Setelah berkelana dari satu daerah ke daerah lain, akhirnya ia sampai di Ceuta (pantai Selat Gibraltar, Afrika Utara) pada 755. Di sini ia diterima dengan baik karena ia mempunyai paman dari kaum Barbar, yang masih punya hubungan keluarga dengan ibunya. Walaupun demikian, ia belum puas. Ia berhasrat pergi ke Spanyol. Maka ia mengutus Badr menyeberangi Selat Gibraltar untuk mengadakan perundingan dengan satuan pasukan Suriah di Elvira dan Jaen.
Para pemimpin pasukan tersebut memberi jaminan kepada Badr bahwa mereka menyambut baik keinginan Abdurrahman untuk datang ke Spanyol. Bahkan mereka menjadikannya pemimpin mereka, karena kebanyakan pemimpin pasukan tersebut sebelumnya adalah pengawal keluarga Bani Umayah.
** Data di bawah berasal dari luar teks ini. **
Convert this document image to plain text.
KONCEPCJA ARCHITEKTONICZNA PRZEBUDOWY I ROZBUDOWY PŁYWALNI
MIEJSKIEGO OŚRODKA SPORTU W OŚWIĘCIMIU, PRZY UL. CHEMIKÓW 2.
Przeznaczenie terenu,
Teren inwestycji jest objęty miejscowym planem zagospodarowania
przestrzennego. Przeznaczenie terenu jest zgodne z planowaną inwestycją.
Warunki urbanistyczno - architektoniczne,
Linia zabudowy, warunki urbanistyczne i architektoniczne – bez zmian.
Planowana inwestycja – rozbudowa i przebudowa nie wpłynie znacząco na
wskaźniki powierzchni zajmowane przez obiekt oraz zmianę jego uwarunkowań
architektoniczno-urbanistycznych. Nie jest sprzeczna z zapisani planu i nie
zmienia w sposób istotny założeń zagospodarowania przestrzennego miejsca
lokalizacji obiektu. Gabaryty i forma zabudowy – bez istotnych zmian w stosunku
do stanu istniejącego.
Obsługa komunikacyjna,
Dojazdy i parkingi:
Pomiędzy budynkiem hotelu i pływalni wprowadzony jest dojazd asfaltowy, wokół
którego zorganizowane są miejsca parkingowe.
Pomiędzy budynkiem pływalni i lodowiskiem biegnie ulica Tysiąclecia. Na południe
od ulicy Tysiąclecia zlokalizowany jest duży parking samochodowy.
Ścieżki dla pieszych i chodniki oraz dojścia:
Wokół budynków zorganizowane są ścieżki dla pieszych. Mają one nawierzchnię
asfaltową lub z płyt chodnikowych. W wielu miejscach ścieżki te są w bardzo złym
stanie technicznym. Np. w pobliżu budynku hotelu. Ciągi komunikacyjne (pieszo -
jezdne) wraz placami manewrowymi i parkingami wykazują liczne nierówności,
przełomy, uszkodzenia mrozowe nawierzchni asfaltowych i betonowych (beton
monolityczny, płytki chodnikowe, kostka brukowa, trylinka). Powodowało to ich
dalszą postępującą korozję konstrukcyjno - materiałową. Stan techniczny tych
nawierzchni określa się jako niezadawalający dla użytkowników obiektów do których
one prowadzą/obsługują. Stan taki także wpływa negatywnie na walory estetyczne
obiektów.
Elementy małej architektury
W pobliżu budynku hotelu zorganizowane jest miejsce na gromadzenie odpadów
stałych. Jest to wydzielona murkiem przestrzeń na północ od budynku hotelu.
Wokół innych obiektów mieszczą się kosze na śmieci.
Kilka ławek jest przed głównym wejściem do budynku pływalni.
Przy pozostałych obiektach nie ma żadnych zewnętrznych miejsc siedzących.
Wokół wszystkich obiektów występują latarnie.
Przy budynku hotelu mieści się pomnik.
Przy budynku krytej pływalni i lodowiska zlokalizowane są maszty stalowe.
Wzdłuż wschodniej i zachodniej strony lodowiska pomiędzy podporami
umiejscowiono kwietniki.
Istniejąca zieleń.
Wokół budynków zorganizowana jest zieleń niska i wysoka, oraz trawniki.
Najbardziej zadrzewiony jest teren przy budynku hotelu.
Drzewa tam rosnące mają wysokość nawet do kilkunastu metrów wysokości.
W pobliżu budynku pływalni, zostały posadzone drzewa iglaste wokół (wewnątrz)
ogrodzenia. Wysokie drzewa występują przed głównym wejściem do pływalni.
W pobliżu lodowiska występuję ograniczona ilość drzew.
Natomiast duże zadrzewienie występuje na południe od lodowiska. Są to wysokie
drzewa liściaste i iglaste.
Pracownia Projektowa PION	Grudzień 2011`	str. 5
Sebagai bukti sambutan baik tersebut, mereka mengirimkan sebuah kapal ke Ceuta untuk menjemput Abdurrahman. Kedatangan Abdurrahman di bumi Spanyol disambut dengan baik oleh penduduk beberapa kota di bagian selatan, yang menjadikannya penguasa mereka; misalnya penduduk di daerah Archidona, yang sudah lama ditempati satuan Yordan; kemudian Propinsi Sidona, tempat pasukan Palestina; dan Sevilla.
Akan tetapi ada juga penguasa yang tidak menyukai kedatangan Abdurrahman, yaitu Yusuf al-Fihri, gubernur Andalusia (Spanyol) pada waktu itu. Ketika Abdurrahman dan pengikutnya menuju ke Cordoba, Yusuf al-Fihri mempersiapkan pasukan untuk menghadang Abdurrahman.
Kedua pasukan ini bertemu di tepi Wadi Bakkah, dan pertempuran antara kedua pasukan terjadi di tempat itu pada 14 Mei 756. Pertempuran dimenangkan Abdurrahman; ia berhasil menduduki Cordoba. Kemudian ia memberlakukan amnesti umum. Sejak itu ia menjadi amir pemerintahan Islam di Spanyol. Ia memerintah tahun 756–788 M.
Dalam menegakkan Dinasti Umayah di Spanyol, Abdurrahman banyak menghadapi pemberontakan dari dalam negeri maupun percobaan serangandari luar. Untuk menghadapinya ia membentuk pasukan yang terlatih baik dan berdisiplin tinggi sejumlah 40 ribu personel, sebagian besar di antaranya berasal dari kaum muslim suku Barbar yang didatangkan dari Afrika Utara.
Untuk menumbuhkan kesetiaan pasukannya, ia memberi mereka gaji yang tinggi. Dengan pasukan tersebut ia mampu memadamkan pemberontakan dari dalam negeri dan serangan dari luar, seperti menaklukkan Yusuf al-Fihri yang telah diampuni tetapi kembali mengadakan perlawanan di sebelah utara sehingga ia mati terbunuh di Toledo, memadamkan pemberontakan kaum Syiah dan kabilah Arab yang didalangi pengikut Abbasiyah, dan memukul mundur Karel Agung.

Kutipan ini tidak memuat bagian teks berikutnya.